The framework is anchored by four principles, each developed through collaboration with her co-authors:
- Embedded reflexivity: a constant interrogation of how one’s positionality as a scholar shapes interpretation. Jones draws the analogy of a cast-iron skillet, as the lens of scholars is seasoned by both homeplace knowledge and academic training.
- Collaborative knowledge production: an approach where contributors sign off on every part of the project. Jones says this principle came from McFadden’s saying, “One link of chain can’t rattle by itself.”
- Amplification over translation: the preservation of vernacular rather than translating it to conventional written language. For example, Jones chose to keep her grandmother’s phrasing that she “knowed” something instead of changing it to “knew.” Her grandmother’s word choice, Jones says, signals a living and ongoing form of knowledge rather than something fixed in the past.

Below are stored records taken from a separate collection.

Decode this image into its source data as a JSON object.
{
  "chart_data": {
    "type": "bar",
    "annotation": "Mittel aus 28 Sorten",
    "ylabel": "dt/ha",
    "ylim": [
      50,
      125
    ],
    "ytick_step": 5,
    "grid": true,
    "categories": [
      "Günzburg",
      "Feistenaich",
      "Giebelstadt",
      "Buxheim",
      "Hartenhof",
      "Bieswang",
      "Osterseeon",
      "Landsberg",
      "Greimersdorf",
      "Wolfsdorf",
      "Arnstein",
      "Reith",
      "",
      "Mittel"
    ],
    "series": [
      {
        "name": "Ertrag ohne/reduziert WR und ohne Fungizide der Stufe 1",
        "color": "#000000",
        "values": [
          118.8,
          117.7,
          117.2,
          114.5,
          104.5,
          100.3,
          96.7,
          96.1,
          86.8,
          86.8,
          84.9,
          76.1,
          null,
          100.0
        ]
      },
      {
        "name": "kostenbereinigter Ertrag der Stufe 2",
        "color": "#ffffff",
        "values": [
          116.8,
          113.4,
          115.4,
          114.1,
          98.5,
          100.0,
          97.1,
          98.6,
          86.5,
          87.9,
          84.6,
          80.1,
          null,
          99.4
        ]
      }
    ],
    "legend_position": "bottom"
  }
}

- Authorship as intellectual recognition: naming all contributors as co-authors instead of reserving authorship for formally credentialed researchers. In Jones’ dissertation, the grandmothers’ names appear in the text, copyright, and preferred citation—what she calls an intentional move to assert their legal and institutional authorship alongside her own.
Jones says the Kitchen Scholar Framework asks scholars to question whether the knowledge is truly their own or if it comes from people without the same credentials—and what it would mean to credit those people for their ways of knowing.
“My goal as a scholar is to say things differently so it can register with a different—and possibly broader—audience,” she says. “What we often call ‘new’ knowledge is usually built on insights and practices that have long existed, just unacknowledged or ignored. And with that, there’s always power at play. My work sits at the intersection of power, knowledge, and creating space for those most often dismissed.”
Her dissertation was about creating something that belongs to the grandmothers. Jones says one started crying in a conversation because it was the first time her name was attached to work that she did. “All of my co-authors grew up as sharecroppers in the rural South and were either housemaids or other types of service workers for people who discriminated against them,” Jones says. “That was their experience: doing the labor of sustaining their communities and society at large and not receiving anything in return.”
Jones says the Kitchen Scholar Framework was created so others can also enact epistemic justice in their scholarship. She has already applied aspects of the framework across industries—including through a user experience research internship at Google—and says she looks forward to contributing to a more just future through her post-graduate career.